Using a framing structure, the book begins when a VA employee is assigned to sort out the effects of a newly-deceased 105-year-old WWII veteran, to return them, if possible, to remaining family. The veteran possessed only a single footlocker. When the employee opens it, she finds a toy giraffe and a stack of hand-written notebooks.
The novel then opens into chapters that alternate between the last days of the veteran, who is suffering from dementia but has vivid memories of his eighteen-year-old self. Despite the efforts of the nursing home staff, he spends his last days writing a letter to a mysterious woman that is a memoir of sorts. This memoir/letter is what the VA employee finds in the notebooks.

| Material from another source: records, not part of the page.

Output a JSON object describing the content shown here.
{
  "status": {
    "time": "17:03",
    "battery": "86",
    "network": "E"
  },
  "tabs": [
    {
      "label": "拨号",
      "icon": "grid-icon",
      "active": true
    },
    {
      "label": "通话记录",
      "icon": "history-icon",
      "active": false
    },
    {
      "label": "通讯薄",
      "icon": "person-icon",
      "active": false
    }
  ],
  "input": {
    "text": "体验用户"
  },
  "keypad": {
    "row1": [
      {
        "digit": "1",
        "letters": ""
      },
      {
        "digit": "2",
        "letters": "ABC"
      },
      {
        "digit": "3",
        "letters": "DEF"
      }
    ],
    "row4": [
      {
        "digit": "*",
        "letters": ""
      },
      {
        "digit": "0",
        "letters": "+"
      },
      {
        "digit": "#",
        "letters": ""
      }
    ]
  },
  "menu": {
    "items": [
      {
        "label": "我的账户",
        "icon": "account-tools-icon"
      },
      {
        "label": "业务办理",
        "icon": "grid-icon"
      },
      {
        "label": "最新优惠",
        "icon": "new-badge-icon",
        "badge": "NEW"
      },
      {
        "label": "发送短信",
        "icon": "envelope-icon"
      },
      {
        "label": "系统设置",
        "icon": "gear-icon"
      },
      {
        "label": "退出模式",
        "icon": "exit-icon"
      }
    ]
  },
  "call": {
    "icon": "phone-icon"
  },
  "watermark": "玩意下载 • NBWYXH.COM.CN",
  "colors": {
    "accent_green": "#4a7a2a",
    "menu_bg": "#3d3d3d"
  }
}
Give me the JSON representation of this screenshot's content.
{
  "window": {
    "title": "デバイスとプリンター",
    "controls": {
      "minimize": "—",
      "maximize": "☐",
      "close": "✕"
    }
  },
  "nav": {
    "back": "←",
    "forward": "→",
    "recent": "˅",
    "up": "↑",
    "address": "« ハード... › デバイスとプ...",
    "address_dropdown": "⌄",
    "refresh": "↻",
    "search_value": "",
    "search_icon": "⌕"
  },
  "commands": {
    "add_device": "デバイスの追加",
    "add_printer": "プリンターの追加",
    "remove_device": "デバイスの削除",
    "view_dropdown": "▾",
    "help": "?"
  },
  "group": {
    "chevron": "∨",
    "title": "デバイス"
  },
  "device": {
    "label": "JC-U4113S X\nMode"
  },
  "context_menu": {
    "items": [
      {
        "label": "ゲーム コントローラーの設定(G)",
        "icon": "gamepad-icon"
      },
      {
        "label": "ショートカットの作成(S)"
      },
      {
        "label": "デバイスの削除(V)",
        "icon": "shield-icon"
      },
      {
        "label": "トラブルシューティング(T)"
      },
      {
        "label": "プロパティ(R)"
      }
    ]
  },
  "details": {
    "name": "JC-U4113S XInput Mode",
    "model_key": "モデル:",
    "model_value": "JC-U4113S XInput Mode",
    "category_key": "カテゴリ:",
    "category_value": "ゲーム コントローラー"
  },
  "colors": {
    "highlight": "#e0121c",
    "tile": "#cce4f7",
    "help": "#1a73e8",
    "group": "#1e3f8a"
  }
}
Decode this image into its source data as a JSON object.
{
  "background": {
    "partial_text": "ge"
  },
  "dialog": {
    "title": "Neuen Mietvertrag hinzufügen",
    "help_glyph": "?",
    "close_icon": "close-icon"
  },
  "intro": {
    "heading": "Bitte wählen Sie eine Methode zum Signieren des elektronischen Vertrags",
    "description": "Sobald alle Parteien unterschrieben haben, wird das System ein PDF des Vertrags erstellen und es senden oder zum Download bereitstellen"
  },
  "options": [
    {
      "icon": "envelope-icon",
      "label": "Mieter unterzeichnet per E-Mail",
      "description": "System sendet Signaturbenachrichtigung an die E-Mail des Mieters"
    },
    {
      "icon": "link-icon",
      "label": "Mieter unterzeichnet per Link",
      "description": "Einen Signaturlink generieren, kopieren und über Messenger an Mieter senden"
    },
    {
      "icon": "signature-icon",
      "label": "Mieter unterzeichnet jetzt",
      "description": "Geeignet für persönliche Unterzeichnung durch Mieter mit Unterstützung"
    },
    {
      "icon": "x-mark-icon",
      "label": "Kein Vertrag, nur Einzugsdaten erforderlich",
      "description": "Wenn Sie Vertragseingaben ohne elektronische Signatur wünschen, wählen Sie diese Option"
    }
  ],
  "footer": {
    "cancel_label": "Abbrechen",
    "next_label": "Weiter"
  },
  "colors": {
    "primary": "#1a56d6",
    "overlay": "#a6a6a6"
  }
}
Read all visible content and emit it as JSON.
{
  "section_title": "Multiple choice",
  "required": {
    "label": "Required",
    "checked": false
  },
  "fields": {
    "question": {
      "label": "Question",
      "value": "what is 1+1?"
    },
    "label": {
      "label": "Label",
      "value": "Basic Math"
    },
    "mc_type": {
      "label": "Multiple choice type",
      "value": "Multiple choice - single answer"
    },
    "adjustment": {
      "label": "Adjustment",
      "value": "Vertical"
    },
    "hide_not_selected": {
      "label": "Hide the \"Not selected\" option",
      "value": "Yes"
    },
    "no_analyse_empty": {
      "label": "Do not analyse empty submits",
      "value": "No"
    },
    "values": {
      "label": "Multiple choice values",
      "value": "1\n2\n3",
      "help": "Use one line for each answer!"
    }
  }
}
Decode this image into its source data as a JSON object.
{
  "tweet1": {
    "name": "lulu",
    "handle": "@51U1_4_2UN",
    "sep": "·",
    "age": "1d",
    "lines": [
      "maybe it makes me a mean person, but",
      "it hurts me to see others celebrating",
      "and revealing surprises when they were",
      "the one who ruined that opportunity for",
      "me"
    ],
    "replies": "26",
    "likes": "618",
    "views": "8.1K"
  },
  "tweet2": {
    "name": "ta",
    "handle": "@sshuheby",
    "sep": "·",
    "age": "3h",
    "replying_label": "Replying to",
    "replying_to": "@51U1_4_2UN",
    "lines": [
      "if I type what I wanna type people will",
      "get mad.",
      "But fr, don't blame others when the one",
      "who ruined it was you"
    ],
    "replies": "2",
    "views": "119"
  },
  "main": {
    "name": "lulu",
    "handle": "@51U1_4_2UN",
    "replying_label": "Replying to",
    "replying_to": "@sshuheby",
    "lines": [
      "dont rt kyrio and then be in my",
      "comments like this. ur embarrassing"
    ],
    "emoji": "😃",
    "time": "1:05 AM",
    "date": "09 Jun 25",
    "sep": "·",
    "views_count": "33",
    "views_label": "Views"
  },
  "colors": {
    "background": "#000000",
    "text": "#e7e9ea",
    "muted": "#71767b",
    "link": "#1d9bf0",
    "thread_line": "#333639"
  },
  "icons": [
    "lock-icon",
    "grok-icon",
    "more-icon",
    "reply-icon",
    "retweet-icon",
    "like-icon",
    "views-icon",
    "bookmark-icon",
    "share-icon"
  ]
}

The letters recount the 1938 cross-country trip of the young man, Woody (Woodrow Wilson Nickel), as the driver helping to transport a pair of giraffes from New York to the San Diego Zoo. The giraffes are miraculous survivors of a hurricane that hit during their Atlantic crossing. Woody is a bedraggled survivor himself, having been orphaned in the dust bowl of the Texas panhandle. Woody carries a load of guilt – both from the trauma of circumstances surrounding his parents’ deaths and from the fact that he has become a petty thief in order to survive.
Riley Jones (a.k.a. the Old Man), the man hired to transport the giraffes has a way with animals, but he can’t drive because of a shriveled hand. When the original driver proves incompetent, Woody manages to take his place, on a temporary basis. It is as difficult as one might imagine to drive two giraffes coast-to-coast with a 1938 truck and 1938 roads. Not to mention the danger of theft or illness of the giraffes, or of Woody’s past misdeeds coming back to haunt him.
There is also a young woman, Augusta, or, as Woody calls her, Red. An intrepid photographer with a passel of secrets, Red wants so badly to be a photojournalist for Life Magazine that she pretends to be one. Red follows their truck in a conspicuous green Packard that she has “borrowed.” Woody is smitten.
This is a beautifully written story of a life-changing journey – with giraffes. It is based on a true story of hurricane-surviving giraffes that were carted across the country in a modified truck. Newspapers followed the progress and along the way, people turned out to see the exotic animals, a must-needed distraction during the Depression and pre-WWII tensions. The historicity of the novel is enhanced by snippets of news articles, telegrams and a sample “hobo card.” Although I’m not sure if these are real excerpts or fictionalized ones, they ring true. This is a great book for book clubs.